While Ohio is a very small captive insurance company domicile, the state has several key captive attractions, Ohio's top captive regulator says.
"The Ohio Department of Insurance works to foster a business environment of stability and growth for the captive insurance industry in Ohio," said Tracy Snow, chief of captive insurance with the Ohio Department of Insurance in Columbus.
At the same time, state regulators try to quickly respond to questions from current and prospective captive sponsors.
"We try to be as responsive as possible," Mr. Snow added.
Captive sponsors applaud state captive regulators for their accessibility and knowledge of their business.
The Ohio captive regulators "are very approachable and business friendly.
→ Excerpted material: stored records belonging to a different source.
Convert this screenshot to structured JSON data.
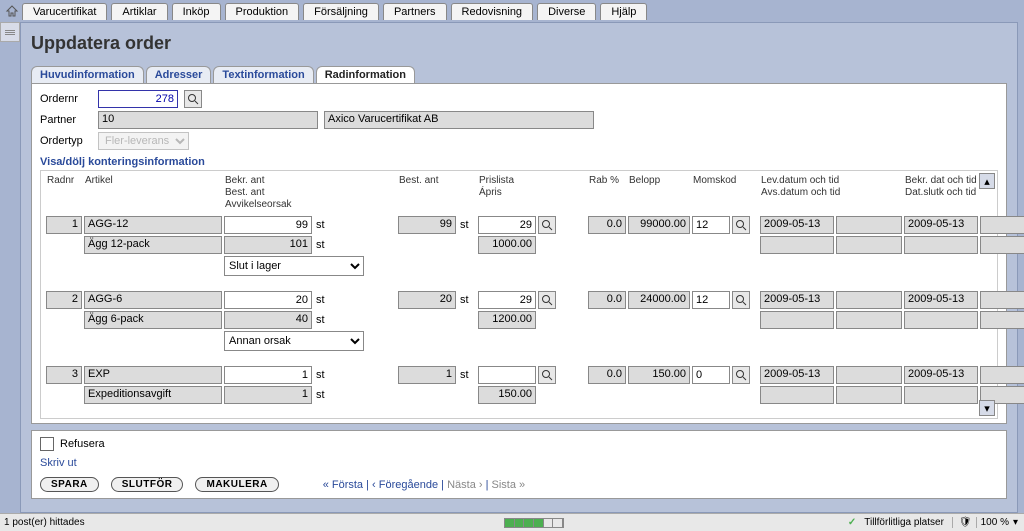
{
  "menu": [
    "Varucertifikat",
    "Artiklar",
    "Inköp",
    "Produktion",
    "Försäljning",
    "Partners",
    "Redovisning",
    "Diverse",
    "Hjälp"
  ],
  "page_title": "Uppdatera order",
  "tabs": {
    "t0": "Huvudinformation",
    "t1": "Adresser",
    "t2": "Textinformation",
    "t3": "Radinformation"
  },
  "form": {
    "ordernr_label": "Ordernr",
    "ordernr_value": "278",
    "partner_label": "Partner",
    "partner_code": "10",
    "partner_name": "Axico Varucertifikat AB",
    "ordertyp_label": "Ordertyp",
    "ordertyp_value": "Fler-leverans"
  },
  "section_link": "Visa/dölj konteringsinformation",
  "headers": {
    "radnr": "Radnr",
    "artikel": "Artikel",
    "bekr_best_avv": "Bekr. ant\nBest. ant\nAvvikelseorsak",
    "best_ant": "Best. ant",
    "pris": "Prislista\nÁpris",
    "rab": "Rab %",
    "belopp": "Belopp",
    "momskod": "Momskod",
    "lev": "Lev.datum och tid\nAvs.datum och tid",
    "bekr": "Bekr. dat och tid\nDat.slutk och tid"
  },
  "rows": [
    {
      "nr": "1",
      "art": "AGG-12",
      "desc": "Ägg 12-pack",
      "bekr": "99",
      "best": "101",
      "unit": "st",
      "best_ant": "99",
      "pris": "29",
      "apris": "1000.00",
      "rab": "0.0",
      "belopp": "99000.00",
      "moms": "12",
      "lev1": "2009-05-13",
      "bekr1": "2009-05-13",
      "avv": "Slut i lager"
    },
    {
      "nr": "2",
      "art": "AGG-6",
      "desc": "Ägg 6-pack",
      "bekr": "20",
      "best": "40",
      "unit": "st",
      "best_ant": "20",
      "pris": "29",
      "apris": "1200.00",
      "rab": "0.0",
      "belopp": "24000.00",
      "moms": "12",
      "lev1": "2009-05-13",
      "bekr1": "2009-05-13",
      "avv": "Annan orsak"
    },
    {
      "nr": "3",
      "art": "EXP",
      "desc": "Expeditionsavgift",
      "bekr": "1",
      "best": "1",
      "unit": "st",
      "best_ant": "1",
      "pris": "",
      "apris": "150.00",
      "rab": "0.0",
      "belopp": "150.00",
      "moms": "0",
      "lev1": "2009-05-13",
      "bekr1": "2009-05-13",
      "avv": ""
    }
  ],
  "refusera": "Refusera",
  "skriv_ut": "Skriv ut",
  "actions": {
    "spara": "SPARA",
    "slutfor": "SLUTFÖR",
    "makulera": "MAKULERA"
  },
  "nav": {
    "first": "« Första",
    "prev": "‹ Föregående",
    "next": "Nästa ›",
    "last": "Sista »",
    "sep": " | "
  },
  "status": {
    "left": "1 post(er) hittades",
    "trusted": "Tillförlitliga platser",
    "zoom": "100 %"
  }
}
They understand our business and the business of our captive," said Andy Seger, general counsel in Cleveland with Imprise Insurance Co., an Ohio captive that underwrites warranty coverages.
While Ohio's captive count is small—at the end of 2023 just 8 captives were licensed in the state—captive premium volume is substantial. In 2023, Ohio captives generated $3.5 billion in premium volume.
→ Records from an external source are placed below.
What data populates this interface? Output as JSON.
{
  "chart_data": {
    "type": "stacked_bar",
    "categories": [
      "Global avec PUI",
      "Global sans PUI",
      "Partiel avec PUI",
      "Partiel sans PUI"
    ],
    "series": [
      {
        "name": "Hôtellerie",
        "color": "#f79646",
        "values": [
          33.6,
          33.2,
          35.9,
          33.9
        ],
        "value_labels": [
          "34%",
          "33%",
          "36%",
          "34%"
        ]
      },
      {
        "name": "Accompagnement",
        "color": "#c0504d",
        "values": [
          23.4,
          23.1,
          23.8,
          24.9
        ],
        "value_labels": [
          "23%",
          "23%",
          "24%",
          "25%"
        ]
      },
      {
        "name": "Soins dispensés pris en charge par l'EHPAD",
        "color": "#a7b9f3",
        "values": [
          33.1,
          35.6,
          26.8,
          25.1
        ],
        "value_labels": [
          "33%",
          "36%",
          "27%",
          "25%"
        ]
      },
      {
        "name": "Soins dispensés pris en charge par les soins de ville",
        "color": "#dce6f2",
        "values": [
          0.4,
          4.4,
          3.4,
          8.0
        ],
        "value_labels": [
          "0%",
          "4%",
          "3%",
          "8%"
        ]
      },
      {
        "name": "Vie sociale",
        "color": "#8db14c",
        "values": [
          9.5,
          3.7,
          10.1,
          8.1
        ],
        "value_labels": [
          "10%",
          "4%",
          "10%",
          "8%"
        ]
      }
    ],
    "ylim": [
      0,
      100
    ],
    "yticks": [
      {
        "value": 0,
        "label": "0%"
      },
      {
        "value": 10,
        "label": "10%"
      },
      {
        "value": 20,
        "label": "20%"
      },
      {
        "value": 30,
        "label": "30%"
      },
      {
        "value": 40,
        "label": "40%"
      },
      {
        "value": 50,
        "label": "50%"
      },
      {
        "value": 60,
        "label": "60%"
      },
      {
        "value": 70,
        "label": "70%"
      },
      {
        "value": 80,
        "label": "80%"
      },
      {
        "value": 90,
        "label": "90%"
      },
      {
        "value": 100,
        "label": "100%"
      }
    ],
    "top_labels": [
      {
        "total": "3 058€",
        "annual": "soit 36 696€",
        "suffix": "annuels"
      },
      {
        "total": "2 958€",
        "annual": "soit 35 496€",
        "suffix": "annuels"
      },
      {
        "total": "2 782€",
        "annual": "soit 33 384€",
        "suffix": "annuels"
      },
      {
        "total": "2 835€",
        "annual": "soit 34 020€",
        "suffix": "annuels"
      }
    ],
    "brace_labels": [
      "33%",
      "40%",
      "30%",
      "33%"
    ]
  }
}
Under Ohio's 2014 captive statute, single-parent, protected cell, and special purpose financial captives can be set up. However, group or association captives are not permitted.
The minimum capital and surplus requirement for single-parent captives is $250,000, while protected cell captives must maintain at least $500,000 in capital and surplus.
A $500 captive application fee is charged, while captives also pay a $500 annual renewal fee.
Direct written premiums are assessed a flat .35 percent tax, while a flat .15 percent tax is assessed on reinsurance premiums. The annual minimum tax is $7,500, while the maximum annual tax is $250,000. Annual premium taxes are due March 2.
Other captive requirements include holding an annual board of directors meeting in Ohio, while the captive's manager must reside in the state.